Hangover symptoms include: headache, nausea, sensitivity to light and noise, lethargy, dysphoria, diarrhea and thirst. In addition to physical symptoms, alcohol also creates psychological symptoms such as heightened feelings of depression and anxiety. There are many remedies stated that are expected to help hangover but many of these ‘remedies’ are not effective. Only few remedies are effective and some can also be used as a preventive measure prior to consuming alcohol.

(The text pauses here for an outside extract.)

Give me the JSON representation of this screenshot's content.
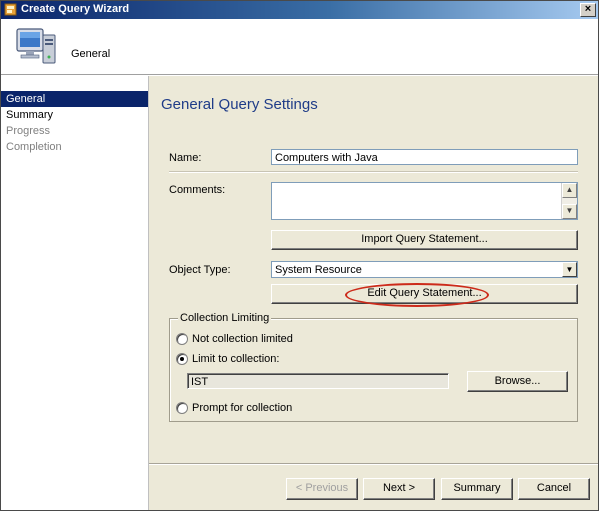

Now, withdrawal is symptoms that surface when a person that is addicted to alcohol or other substances abruptly stop taking the particular substance. In order to feel the symptoms of withdrawal, one must first become physically and mentally dependent on a addictive substances. Prolonged and heavy usage of one substance is sure to get the user addicted to it for a period of time. For example: continuous use of alcohol can cause the person’s body to start craving alcohol. Once the body gets used to the alcohol or the addictive substance and is then deprived of it, it causes to the body to react to the craving. Various different types of withdrawal includes alcohol withdrawal syndrome, caffeine withdrawal, cocaine withdrawal, nicotine withdrawal, cannabis withdrawal, etc.

Sustained usage of a addictive causes the body to adapt to the presence of the drug in the system and lessen the drug’s effects over a period of time. The body builds tolerance to the drug in the system. When the drug is abruptly discontinued it causes the body to make some changes drastically causing the person to experiencing the symptoms in a few hours to a few days, depending on the drug. Depending the duration of the usage and the quantity, withdrawal can even become fatal for the user. Withdrawal also has psychological effects on the user. When a user continuously uses a drug, it creates a sense of euphoria in the brain, bringing the user pleasure. When the drug is discontinued, it creates an opposite effect, dysphoria as the nucleus accumbens activity declines below normal levels. This causes the person fall into a state of depression or sadness. Withdrawal activities differ depending on the user.

The symptoms of withdrawal vary depending on the substance that is used. Common symptoms include: Anxiety, restlessness, irritability, insomnia, headaches, poor concentration, depression, social isolation, sweating, racing heart, palpitations, muscle tension, tightness in the chest, difficulty breathing, tremor, nausea, vomiting, and/or diarrhea. Withdrawals can also lead to seizures, hallucinations, strokes and heart attacks. The best way is to wean from the substance slowly until the body can get used to living without the drug in the system.